Swiss Re leader on the time value of money

"Inflation is a very difficult animal to tame"

Swiss Re leader on the time value of money

Reinsurance

By Mia Wallace

The complex and interconnected nature of this risk environment means that there is greater demand for the solutions and expertise that reinsurers can develop and share, noted Swiss Re’s Leopoldo Camara (pictured), in a recent interview with ReInsurance Business. As head of P&C Re in Northern, Central, and Eastern Europe, he has seen the greater intensity in Swiss Re’s relationships with clients across a wide range of topics – beyond just natural catastrophes.

On the downside, the reinsurance market is facing some significant challenges, whether that’s with regard to the volcanic geopolitical landscape, concerning casualty trends, the radicalization of political discourse, or the challenge of bridging the ever-growing protection gap.

What are the main factors driving current market conditions?

There’s a variety of factors driving these market conditions, according to Camara. Looking to the casualty space, he gave the example of the time value of money (TVM) in long-tail business, both on the primary and the reinsurance side. “Of course, premiums are paid up-front and the claims are paid late, so the time value of money is very important in the way you price the business. With interest rates up and down, and down and up, you see its impact on how you plan.

“You might plan on a certain basis, and then, all of a sudden, the interest rates go down and then you need to adjust that plan – and then they move up again. So, the environment is volatile. And that is slightly preferable to what we had before, which was stagnation at zero or even a negative interest rate level, but it does play through and make things less predictable and more challenging.”
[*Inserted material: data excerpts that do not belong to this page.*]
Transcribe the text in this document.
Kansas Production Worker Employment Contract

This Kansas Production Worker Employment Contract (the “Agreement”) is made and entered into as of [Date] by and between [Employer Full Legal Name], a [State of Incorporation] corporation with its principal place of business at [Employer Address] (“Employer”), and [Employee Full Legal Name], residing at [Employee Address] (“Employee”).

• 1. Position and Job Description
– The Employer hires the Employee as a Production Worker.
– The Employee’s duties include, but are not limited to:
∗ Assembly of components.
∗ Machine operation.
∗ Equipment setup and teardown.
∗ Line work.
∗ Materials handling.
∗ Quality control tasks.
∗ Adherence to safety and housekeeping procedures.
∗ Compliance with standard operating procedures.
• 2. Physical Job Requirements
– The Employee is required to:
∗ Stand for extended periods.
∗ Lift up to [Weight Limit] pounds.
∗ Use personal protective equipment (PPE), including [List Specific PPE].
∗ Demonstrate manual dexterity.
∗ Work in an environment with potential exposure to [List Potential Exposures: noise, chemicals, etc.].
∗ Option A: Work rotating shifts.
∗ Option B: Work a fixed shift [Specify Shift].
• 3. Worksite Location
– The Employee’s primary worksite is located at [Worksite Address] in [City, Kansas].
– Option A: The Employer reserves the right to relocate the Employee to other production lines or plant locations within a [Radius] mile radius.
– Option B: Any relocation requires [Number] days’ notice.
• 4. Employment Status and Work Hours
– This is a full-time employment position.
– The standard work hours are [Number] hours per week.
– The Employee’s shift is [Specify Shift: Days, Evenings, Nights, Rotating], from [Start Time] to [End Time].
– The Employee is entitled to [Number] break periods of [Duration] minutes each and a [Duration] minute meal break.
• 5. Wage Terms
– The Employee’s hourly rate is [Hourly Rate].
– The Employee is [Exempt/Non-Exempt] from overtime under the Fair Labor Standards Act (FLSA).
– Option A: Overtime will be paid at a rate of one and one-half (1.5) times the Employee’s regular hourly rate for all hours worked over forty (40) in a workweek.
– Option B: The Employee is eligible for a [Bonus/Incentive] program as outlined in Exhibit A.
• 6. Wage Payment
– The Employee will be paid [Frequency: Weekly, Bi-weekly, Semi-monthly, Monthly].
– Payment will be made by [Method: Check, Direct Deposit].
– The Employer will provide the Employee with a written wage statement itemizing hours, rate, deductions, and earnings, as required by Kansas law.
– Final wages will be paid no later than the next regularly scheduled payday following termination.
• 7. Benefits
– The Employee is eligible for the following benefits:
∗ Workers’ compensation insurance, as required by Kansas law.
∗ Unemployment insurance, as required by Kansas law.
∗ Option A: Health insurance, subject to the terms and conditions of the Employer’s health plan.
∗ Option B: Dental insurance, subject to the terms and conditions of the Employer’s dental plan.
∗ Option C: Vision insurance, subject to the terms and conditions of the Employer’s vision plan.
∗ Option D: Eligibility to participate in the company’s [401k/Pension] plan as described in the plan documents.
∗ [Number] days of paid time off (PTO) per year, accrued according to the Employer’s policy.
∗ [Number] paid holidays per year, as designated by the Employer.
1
If there is one clear lesson that Camara believes humanity has had to learn in recent years it is that, “inflation is a very difficult animal to tame.” When expectations shift around, it’s very difficult to predict how the TVM will evolve, and that’s a big challenge for the whole of the market – in short-tail as well as long-tail.

Understanding the impact of the variability of inflation

The variability of inflation is a consideration that brings additional complexity, he said, offering an example of how this is playing out in the construction market. Everybody’s talking about how new buildings have new technology, which is more expensive – whether it’s to do with heating, insulation or installations. When inflation is unpredictable, understanding and valuing the full cost of construction decisions is made even more difficult.

“We've seen that in recent events. In Italy, for example, severe convective storms in July 2023 led to a large insured loss and it was short-tail so everybody thought, ‘Okay, give it four or five months, and we'll know the final loss amount,” he said. “However, the loss more than doubled after January 1. The initial estimates were off - and they were off maybe because the valuations of these installations and insulations [involved] were underestimated. But inflation doesn't make it easier to estimate, it actually makes it more difficult.”

“We are here to cover shocks” - where the reinsurance offering fits in

The answer to offsetting this challenge lies in championing the value of up-to-date valuation assessments, and of effective volatility and capital management. That’s where the expertise of Swiss Re and others in the market really comes to the fore – in supporting its insurers through ‘shocks’ but also empowering them to prevent those shocks from occurring again.

“We are here to cover shocks,” Camara said. “That helps primary insurance companies stabilize their positions. But if we have massive adverse development – where you have a loss, you think you know what it is and then it turns out to be much bigger – that generates a lot of friction. It certainly creates friction with shareholders who were told one thing one day, and another on the following day.

“It also makes for friction with reinsurance dealings because, post-renewal, it turns out the loss experience was very different to the risk that was priced for. In sum total, and it’s difficult to accurately quantify but it all increases the cost of reinsurance and of insurance. But if we can make sure that valuations are appropriate, ideally from the get-go, ideally from the time the policy is written, then the whole chain works much better, and it’s more efficient and also cheaper in the end.”